Data Analytics vs Data Science: Side-by-Side Comparison
To help you make the right choice for your organization, here’s a complete comparison of both disciplines across key factors.
| Factor | Data Analytics | Data Science |
| Primary Focus | Explain what happened and why | Predict what will happen next |
| Analysis Type | Descriptive and diagnostic | Predictive and prescriptive |
| Core Skills | SQL, Excel, BI tools, visualization | Python/R, machine learning, statistics |
| Programming | Optional | Required |
| Typical Education | Bachelor’s degree | Master’s/PhD preferred |
| Entry Salary | $55,000 – $75,000 | $85,000 – $110,000 |
| Senior Salary | $95,000 – $120,000 | $145,000 – $180,000+ |
| Key Deliverables | Dashboards, reports, insights | Prediction models, algorithms |
| Time to Value | Quick (weeks to months) | Longer (months to year) |
| Best Starting Point | Most businesses start here | After analytics foundation exists |
| Infrastructure Cost | Lower ($50K-$200K/year) | Higher ($200K-$500K+/year) |
| Hiring Difficulty | Moderate | High |
Turn Data Into Business Results With Expert Help
If your organization needs to build analytics or move to data science without costly mistakes, Corporate InfoManagement provides the expertise you need – backed by 25+ years of data systems experience.

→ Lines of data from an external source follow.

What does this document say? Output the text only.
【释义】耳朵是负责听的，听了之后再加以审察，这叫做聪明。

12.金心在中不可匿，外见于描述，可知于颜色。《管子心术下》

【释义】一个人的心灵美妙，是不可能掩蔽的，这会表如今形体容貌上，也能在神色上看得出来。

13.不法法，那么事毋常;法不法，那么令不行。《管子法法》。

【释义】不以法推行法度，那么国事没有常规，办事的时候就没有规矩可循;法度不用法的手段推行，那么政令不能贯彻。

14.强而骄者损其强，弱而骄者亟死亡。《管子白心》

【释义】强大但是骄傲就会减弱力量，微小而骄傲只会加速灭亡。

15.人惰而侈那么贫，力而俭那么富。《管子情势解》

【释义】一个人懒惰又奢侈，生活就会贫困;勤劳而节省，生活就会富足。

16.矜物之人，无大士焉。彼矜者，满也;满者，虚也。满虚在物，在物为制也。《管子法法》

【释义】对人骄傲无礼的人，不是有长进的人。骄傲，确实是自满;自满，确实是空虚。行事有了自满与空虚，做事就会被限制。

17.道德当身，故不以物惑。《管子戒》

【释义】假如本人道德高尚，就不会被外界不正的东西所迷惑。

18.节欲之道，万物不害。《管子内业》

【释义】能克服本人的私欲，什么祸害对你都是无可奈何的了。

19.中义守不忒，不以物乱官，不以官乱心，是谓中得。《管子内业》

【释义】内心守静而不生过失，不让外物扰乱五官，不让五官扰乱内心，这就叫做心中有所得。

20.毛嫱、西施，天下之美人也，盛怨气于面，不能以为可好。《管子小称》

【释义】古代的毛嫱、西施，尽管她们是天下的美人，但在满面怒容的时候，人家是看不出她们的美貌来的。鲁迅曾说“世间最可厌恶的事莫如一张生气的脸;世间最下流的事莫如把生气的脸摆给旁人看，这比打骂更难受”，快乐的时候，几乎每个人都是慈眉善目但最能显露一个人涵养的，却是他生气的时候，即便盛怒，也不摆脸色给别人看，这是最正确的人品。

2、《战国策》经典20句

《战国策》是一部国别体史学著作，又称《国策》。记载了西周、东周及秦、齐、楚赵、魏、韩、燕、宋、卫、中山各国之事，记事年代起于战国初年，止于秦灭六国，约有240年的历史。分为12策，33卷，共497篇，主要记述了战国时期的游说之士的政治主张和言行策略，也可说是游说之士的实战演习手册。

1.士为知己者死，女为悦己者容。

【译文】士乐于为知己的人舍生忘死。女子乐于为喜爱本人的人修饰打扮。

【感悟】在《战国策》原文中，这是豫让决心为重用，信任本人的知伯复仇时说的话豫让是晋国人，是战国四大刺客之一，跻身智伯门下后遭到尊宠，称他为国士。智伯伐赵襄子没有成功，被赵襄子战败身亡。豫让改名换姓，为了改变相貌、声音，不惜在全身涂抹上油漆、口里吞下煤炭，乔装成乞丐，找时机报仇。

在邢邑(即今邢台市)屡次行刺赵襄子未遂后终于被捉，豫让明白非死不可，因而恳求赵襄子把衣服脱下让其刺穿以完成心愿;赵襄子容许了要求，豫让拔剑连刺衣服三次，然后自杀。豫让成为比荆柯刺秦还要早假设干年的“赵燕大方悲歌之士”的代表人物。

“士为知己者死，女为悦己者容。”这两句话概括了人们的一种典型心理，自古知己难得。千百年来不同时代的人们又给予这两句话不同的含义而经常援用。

Corpim’s approach helps companies develop the right capabilities for their current stage. The team creates solutions that work today while building foundations for tomorrow.
The work fixes data quality and integration problems during planning when solutions take days, not after launch when the same issues need months of expensive fixes. Partner with Corpim today and build data capabilities that match your business needs.

Frequently Asked Questions About Data Analytics vs Data Science
Q. What is the main difference between data analytics and data science?
A. Data analytics looks back to understand what happened and why. Data science looks forward — using machine learning and statistics to predict what might happen next.
Q. Do I need data scientists if I already have data analysts?
A. Many companies see great results with skilled data analysts alone. Data scientists become essential only when you need advanced predictions, automation, or machine learning models to scale insights.
Q. Which role is harder to hire for?
A. Data scientists are typically harder to find and more expensive to hire. They require deeper technical skills in programming, statistics, and machine learning. Good analysts are also valuable but have a larger talent pool to recruit from.
Q. Can data analysts transition into data science roles?
A. Yes, many data scientists started as analysts. The transition requires learning programming languages, statistics, and machine learning techniques. Some analysts prefer to deepen their business and communication expertise rather than move into technical modeling work.
Q. How do these roles work together in organizations?
A. Analysts often identify business problems that need prediction, scientists build the models to address those problems, and analysts help business teams understand and use the results. The best data teams include both skill sets working collaboratively.